Thank you so much for the helpful suggestions. We are retired and have some flexibility. I note that the tulip parade is on April 23 and the king's birthday celebration is on April 26. These events are earlier than we had planned to come; but now I'm having second thoughts. We haven't purchased airline tickets and of course would like to catch the tulip fields in bloom. Are the parade and king's birthday celebration not to be missed or really just overrun with people and ok to forgo? Thanks again for any insight!

Posted by
2487 posts

King's Day can be fun, with children selling their surplus toys on the pavement as possibly the nicest part. But make sure you're not in Amsterdam at that time. Half the Netherlands seems to be there and it's pickpockets' paradise. King's Day is celebrated all over the country.
Being weather-sensitive creatures, it can't be predicted when the tulip fields are in their full glory.
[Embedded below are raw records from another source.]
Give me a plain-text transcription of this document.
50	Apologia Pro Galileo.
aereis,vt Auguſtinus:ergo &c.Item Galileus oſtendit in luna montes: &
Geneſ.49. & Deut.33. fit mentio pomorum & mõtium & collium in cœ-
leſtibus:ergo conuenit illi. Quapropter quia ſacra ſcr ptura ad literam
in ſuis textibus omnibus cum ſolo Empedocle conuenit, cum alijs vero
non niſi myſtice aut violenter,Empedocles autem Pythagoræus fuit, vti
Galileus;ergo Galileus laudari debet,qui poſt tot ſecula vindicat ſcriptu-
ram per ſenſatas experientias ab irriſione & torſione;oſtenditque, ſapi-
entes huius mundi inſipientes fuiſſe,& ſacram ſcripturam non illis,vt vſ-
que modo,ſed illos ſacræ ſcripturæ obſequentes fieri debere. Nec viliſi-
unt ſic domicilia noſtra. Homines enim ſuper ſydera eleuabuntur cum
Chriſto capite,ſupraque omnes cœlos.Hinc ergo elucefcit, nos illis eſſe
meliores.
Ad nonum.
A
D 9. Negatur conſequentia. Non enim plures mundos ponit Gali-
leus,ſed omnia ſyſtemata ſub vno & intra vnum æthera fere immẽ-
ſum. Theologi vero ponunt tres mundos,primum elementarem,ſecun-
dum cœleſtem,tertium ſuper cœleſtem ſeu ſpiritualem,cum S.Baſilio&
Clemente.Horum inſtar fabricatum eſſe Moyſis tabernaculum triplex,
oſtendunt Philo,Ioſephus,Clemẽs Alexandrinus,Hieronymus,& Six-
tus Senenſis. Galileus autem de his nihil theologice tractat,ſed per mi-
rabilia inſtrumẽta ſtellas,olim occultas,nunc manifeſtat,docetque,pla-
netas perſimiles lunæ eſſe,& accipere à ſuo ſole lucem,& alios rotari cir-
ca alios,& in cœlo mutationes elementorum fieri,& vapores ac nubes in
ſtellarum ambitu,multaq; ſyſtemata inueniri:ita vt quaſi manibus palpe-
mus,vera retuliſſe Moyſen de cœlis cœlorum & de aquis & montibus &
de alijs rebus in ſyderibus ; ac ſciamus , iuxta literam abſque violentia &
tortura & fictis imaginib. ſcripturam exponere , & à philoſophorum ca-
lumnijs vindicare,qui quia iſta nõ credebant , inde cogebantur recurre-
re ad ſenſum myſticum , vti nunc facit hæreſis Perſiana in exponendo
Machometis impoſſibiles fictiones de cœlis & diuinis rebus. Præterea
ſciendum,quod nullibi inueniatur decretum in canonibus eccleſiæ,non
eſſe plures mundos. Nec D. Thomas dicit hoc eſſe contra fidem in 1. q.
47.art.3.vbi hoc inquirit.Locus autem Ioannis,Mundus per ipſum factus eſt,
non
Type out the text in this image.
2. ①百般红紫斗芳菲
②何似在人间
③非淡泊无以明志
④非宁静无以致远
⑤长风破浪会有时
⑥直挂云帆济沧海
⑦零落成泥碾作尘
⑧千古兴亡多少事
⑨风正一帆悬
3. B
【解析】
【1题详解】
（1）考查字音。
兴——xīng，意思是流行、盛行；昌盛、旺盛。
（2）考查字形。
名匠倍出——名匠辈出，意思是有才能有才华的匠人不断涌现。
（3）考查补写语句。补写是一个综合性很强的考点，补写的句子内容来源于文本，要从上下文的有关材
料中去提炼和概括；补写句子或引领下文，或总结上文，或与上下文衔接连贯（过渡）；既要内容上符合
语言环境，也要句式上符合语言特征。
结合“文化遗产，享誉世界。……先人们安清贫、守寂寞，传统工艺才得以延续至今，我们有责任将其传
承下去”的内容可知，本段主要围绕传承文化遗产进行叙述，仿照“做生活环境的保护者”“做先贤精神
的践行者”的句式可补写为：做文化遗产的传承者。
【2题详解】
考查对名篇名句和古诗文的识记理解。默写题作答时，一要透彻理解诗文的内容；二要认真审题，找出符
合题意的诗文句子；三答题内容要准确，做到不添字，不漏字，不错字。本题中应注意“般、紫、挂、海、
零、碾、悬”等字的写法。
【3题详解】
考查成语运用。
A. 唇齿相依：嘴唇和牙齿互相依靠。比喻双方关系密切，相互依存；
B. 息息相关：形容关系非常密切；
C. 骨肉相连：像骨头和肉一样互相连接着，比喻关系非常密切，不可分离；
The best way to see them is on the train from Leiden to Haarlem. And there are always the Keukenhof gardens. I've never been there, but they are very popular. In season there is a direct Keukenhof Express bus from outside Leiden Centraal station. More information on
Now I'm thinking about it, close to Leiden there is the beautiful country residence of Duivenvoorde (somewhat misleadingly called a »kasteel«, castle). It's a 20 minute bus trip from Leiden Centraal station (# 45, every 15 mins; see the planner). More on

If you have to weeks to travel:

  • Go North: Groningen, Leeuwarden and a consider taking a ferry to a Wadden island. Schiermonnikoog makes a wonderful day trip.

  • Go Hanze: Zwolle, Deventer, Kampen with their medieval city centres.

  • Go East: the vibrant student town Nijmegen that lies near the German border where the Rhein enters the Netherlands. Beautiful river landscapes.

  • Go South: the Burgundic Netherlands are preserved in the medieval towns Den Bosch and Maastricht. This is the Catholic South with its basilicas, kathedrals, good food and drink.


Posted by
1666 posts

Go south-west to the Delta Region to visit the Delta Works for the Eastern Scheldt Storm Surge Barrier. It´s a bit out of the way destiny and not the best area to explore with public transport. But you can combine it with a visit to lovely places like Middelburg, Veere and Zierikzee. Near the latter is the Watersnoodmuseum about the 1953 flood disaster worth a visit. Domburg is a nice coastal village, there is a Stayokay in a medieval castle, book well in advance if you are interested.

If you think this will need too much time, the Maeslant Storm Surge Barrier west of Rotterdam is worth a visit anyway, easier to reach and gives a very good idea how we get along with our biggest neighbour........the North Sea.